Towards Active Participant Centric Vertical Federated Learning: Some Representations May Be All You Need
Jon Irureta, Jon Imaz, Aizea Lojo, Javier Fernandez-Marques, Marco González, Iñigo Perona
TL;DR
The paper addresses vertical federated learning under partial data overlap and high communication costs by introducing Active Participant Centric VFL (APC-VFL). APC-VFL leverages local unsupervised representation learning with autoencoders at each participant and a knowledge-distillation step at the active party to produce enhanced representations, enabling the active party to train a classifier on augmented data with only a single communication exchange. It demonstrates up to $634\times$, $380\times$, and $1590\times$ reductions in communication rounds on MIMIC-III, Breast Cancer Wisconsin, and UCI Credit Card, respectively, while achieving gains in F1 and accuracy compared to VFedTrans and, in certain settings, matching SplitNN under full alignment. The approach supports inference without ongoing collaboration, preserves privacy by keeping local encoders private, and shows practical impact for real-world VFL deployments across tabular datasets, with future work exploring other representation techniques and multi-modal scenarios.
Abstract
Existing Vertical FL (VFL) methods often struggle with realistic and unaligned data partitions, and incur into high communication costs and significant operational complexity. This work introduces a novel approach to VFL, Active Participant Centric VFL (APC-VFL), that excels in scenarios when data samples among participants are partially aligned at training.

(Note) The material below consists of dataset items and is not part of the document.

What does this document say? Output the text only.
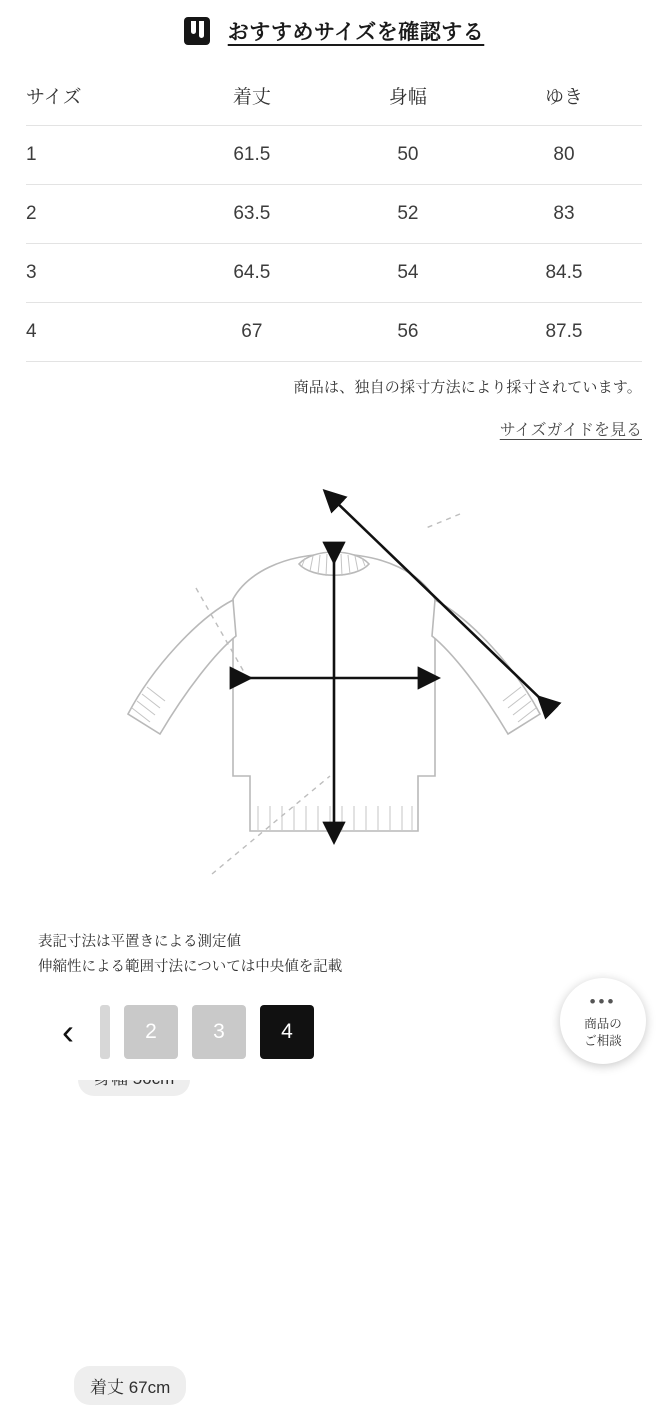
おすすめサイズを確認する
サイズ	着丈	身幅	ゆき
1	61.5	50	80
2	63.5	52	83
3	64.5	54	84.5
4	67	56	87.5
商品は、独自の採寸方法により採寸されています。
サイズガイドを見る
着丈 67cm
表記寸法は平置きによる測定値
伸縮性による範囲寸法については中央値を記載
‹	2	3	4
•••
商品の
ご相談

Among its strengths, APC-VFL only requires a single communication step with the active participant. This is made possible through a local and unsupervised representation learning stage at each participant followed by a knowledge distillation step in the active participant. Compared to other VFL methods such as SplitNN or VFedTrans, APC-VFL consistently outperforms them across three popular VFL datasets in terms of F1, accuracy and communication costs as the ratio of aligned data is reduced.